Comparing Shaders & Cuda Calls

I’ve just a simple question wich might be answered easily.

In case of Shaders there are program parameters which can be set prior to the program execution.
Now I am curious where these parameters are stored and if it is equal to the program parameters in CUDA in case of
cudaFunc<<< grid, threads, smem >>>( params … )

The programming manual writes: function parameters currently passed via shared memory to the global function parameters to the device and limited to 256 bytes.

Does this means more passed parameters = less shared mem?
Is there an advantage to put parameters in registers ?

Only slightly so. You can only pass up to 256 bytes in parameters, so that isn’t a huge chunk of the shared mem.

And waste all those precious resources! You wouldn’t want to do that. Well, effectively the compiler will do it where it is needed. I.e. if you use a paramter a dozen times in a row, it may choose to cache it in a register. Accessing shared memory is not slow so you shouldn’t have to worry about it.

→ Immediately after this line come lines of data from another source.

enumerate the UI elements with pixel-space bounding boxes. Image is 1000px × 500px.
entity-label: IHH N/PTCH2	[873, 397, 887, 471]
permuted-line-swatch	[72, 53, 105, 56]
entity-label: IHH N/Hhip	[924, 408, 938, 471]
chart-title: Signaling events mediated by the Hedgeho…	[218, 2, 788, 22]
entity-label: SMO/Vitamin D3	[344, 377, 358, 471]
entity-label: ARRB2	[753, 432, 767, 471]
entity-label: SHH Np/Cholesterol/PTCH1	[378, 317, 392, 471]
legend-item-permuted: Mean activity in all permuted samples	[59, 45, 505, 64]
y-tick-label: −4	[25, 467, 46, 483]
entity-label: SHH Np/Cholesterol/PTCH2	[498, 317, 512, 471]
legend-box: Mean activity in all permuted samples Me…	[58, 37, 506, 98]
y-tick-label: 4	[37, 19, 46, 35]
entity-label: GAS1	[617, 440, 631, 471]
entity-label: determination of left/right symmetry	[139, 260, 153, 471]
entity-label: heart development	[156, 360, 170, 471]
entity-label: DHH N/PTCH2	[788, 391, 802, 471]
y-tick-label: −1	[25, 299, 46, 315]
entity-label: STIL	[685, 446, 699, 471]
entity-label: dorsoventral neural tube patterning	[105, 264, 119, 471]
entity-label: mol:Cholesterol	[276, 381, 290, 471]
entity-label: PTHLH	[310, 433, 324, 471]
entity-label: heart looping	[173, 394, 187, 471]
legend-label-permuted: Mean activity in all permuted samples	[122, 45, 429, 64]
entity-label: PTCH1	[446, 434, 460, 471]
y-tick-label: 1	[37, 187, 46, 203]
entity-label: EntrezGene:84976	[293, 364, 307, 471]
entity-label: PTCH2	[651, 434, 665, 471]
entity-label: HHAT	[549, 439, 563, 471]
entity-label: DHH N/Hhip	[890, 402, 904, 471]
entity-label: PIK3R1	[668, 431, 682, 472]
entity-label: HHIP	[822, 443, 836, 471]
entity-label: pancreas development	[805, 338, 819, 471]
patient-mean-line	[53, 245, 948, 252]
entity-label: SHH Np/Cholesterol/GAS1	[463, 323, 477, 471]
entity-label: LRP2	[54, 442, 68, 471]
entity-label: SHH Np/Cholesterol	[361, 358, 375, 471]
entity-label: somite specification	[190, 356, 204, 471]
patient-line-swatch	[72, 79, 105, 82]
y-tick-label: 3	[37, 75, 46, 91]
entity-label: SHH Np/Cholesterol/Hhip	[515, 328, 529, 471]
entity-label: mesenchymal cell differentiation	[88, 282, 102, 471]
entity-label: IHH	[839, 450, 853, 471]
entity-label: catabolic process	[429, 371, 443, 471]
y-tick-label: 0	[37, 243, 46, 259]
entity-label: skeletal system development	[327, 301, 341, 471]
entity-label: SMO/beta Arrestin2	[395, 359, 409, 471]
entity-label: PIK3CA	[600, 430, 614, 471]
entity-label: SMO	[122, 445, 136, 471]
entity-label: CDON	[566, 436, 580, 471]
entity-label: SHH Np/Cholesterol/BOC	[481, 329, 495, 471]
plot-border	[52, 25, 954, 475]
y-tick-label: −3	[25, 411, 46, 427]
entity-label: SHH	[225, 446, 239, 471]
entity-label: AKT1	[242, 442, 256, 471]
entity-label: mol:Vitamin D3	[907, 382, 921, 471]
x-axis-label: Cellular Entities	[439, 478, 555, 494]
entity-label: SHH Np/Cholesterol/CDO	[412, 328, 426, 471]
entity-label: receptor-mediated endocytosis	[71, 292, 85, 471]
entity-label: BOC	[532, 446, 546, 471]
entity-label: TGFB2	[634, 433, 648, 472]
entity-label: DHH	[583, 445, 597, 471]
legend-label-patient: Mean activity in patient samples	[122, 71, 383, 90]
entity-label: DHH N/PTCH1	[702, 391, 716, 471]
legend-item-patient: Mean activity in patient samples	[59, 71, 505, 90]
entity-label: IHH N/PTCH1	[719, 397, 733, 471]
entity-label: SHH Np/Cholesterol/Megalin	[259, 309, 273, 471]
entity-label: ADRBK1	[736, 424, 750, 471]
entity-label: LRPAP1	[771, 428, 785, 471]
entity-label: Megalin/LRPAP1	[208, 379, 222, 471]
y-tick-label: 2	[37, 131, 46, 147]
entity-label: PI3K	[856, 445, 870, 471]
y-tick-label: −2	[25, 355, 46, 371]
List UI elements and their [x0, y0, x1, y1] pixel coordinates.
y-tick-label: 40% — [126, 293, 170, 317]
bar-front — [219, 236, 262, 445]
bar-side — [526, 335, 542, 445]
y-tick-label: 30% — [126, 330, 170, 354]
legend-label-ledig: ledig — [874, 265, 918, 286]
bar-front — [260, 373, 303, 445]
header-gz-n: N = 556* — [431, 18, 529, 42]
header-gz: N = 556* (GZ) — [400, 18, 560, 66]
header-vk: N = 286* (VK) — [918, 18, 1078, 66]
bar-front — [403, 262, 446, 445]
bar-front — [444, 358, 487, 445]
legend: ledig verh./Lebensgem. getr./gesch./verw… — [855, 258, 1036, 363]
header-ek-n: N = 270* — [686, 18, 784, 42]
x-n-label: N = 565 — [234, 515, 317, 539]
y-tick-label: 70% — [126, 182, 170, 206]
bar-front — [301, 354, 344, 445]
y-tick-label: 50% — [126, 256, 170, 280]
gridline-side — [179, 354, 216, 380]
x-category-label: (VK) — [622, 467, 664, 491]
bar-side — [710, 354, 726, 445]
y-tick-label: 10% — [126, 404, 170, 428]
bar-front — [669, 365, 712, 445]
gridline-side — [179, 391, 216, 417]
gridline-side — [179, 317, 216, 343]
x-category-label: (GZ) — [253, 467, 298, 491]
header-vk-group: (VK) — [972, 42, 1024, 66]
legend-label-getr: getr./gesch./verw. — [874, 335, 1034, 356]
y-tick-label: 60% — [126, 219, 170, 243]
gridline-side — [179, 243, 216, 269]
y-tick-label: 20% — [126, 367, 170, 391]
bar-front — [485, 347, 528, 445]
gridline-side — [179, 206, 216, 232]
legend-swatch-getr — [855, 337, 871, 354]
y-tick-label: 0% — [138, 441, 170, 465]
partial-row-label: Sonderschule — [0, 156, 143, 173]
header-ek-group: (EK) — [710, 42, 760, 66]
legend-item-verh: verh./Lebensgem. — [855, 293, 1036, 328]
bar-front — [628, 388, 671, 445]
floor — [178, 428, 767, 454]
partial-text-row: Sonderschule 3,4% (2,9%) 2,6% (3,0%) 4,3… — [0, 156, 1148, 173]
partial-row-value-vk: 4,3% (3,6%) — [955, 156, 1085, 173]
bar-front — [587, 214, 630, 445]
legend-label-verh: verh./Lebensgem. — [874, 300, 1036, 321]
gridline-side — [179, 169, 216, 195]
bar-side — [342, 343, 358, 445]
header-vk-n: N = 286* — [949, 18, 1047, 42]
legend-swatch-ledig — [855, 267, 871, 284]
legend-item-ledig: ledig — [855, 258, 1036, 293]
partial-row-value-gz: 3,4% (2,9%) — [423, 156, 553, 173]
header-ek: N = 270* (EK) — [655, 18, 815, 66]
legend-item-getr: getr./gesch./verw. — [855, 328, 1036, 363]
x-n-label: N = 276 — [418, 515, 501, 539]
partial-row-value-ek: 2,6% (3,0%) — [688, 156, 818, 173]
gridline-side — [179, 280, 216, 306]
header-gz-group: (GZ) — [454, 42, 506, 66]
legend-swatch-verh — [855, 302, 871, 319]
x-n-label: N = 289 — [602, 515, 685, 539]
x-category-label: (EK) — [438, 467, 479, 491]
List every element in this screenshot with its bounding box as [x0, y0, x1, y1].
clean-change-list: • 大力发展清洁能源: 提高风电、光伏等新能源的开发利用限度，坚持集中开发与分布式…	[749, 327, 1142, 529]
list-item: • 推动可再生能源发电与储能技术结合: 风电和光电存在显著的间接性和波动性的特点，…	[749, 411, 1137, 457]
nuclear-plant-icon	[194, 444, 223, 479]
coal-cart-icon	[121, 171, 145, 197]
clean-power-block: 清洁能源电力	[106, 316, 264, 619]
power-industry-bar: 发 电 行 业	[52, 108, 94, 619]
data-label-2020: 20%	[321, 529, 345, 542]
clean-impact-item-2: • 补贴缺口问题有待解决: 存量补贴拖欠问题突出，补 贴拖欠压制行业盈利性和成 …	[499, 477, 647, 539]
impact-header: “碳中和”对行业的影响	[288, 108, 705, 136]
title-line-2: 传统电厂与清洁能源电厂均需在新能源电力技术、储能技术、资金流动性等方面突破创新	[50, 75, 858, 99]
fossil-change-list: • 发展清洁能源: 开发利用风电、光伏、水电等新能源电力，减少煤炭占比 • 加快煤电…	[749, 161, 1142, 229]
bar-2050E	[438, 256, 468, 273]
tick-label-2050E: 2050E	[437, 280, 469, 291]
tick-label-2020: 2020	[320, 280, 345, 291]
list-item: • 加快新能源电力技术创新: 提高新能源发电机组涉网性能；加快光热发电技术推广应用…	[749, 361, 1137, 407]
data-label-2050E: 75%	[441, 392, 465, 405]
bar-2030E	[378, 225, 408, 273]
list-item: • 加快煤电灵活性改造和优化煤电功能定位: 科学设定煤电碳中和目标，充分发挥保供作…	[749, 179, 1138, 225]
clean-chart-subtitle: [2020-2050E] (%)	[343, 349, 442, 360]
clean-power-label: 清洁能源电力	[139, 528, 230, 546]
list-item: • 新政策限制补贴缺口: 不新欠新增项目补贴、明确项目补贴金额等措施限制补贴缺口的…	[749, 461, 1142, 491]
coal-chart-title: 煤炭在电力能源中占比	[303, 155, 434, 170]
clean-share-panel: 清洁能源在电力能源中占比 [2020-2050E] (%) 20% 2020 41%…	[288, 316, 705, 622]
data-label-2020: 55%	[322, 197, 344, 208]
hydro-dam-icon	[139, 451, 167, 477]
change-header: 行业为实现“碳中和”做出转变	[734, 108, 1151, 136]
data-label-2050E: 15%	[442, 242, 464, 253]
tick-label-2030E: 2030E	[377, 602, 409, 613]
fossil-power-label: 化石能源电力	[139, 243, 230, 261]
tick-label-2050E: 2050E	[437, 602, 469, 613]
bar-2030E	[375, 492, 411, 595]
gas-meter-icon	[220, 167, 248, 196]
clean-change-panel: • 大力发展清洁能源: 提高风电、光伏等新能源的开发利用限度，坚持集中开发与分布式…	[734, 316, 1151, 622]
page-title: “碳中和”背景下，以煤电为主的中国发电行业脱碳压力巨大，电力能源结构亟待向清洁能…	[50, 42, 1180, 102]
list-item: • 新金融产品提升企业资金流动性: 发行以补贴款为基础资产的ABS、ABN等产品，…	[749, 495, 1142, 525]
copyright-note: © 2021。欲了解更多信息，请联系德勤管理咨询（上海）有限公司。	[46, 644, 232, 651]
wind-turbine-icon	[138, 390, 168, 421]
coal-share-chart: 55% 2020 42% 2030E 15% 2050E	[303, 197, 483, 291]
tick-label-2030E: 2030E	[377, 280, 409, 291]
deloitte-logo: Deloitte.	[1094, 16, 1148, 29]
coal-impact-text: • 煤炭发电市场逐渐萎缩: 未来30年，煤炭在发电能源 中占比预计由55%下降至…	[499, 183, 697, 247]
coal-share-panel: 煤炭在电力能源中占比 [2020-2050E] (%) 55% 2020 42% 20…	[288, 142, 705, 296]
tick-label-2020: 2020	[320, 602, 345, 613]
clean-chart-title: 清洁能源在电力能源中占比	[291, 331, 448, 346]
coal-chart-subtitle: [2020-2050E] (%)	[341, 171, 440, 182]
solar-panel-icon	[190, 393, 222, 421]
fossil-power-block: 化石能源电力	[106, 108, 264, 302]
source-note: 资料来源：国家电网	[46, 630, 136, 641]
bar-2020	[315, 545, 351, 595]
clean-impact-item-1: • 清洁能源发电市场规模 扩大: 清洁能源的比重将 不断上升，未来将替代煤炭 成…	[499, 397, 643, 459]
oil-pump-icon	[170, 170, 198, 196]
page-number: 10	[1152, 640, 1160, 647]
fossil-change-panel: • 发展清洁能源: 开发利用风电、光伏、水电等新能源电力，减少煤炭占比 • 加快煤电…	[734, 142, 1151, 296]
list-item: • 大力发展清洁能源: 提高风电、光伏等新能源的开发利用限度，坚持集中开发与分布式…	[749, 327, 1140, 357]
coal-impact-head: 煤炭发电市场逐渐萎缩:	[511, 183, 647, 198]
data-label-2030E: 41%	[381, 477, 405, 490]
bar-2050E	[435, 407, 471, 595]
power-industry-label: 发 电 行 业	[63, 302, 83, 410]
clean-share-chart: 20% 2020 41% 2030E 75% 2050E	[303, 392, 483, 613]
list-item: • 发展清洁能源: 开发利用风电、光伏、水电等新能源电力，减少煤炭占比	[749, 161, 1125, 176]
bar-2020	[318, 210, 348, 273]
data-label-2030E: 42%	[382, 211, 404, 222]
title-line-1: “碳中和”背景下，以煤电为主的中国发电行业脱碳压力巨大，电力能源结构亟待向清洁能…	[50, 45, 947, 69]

If you have a series of constant values that are going to be the same across many kernel launches, you can put them in constant memory (this is probably the closest match to what you used in shader land). As long as every thread in a warp is reading the same value from constant simultaneously (like you would a function parameter) there won’t be a performance difference compared to registers/shared mem. And you then get the miniscule benefit of not having CUDA copy those parameters over before every kernel call.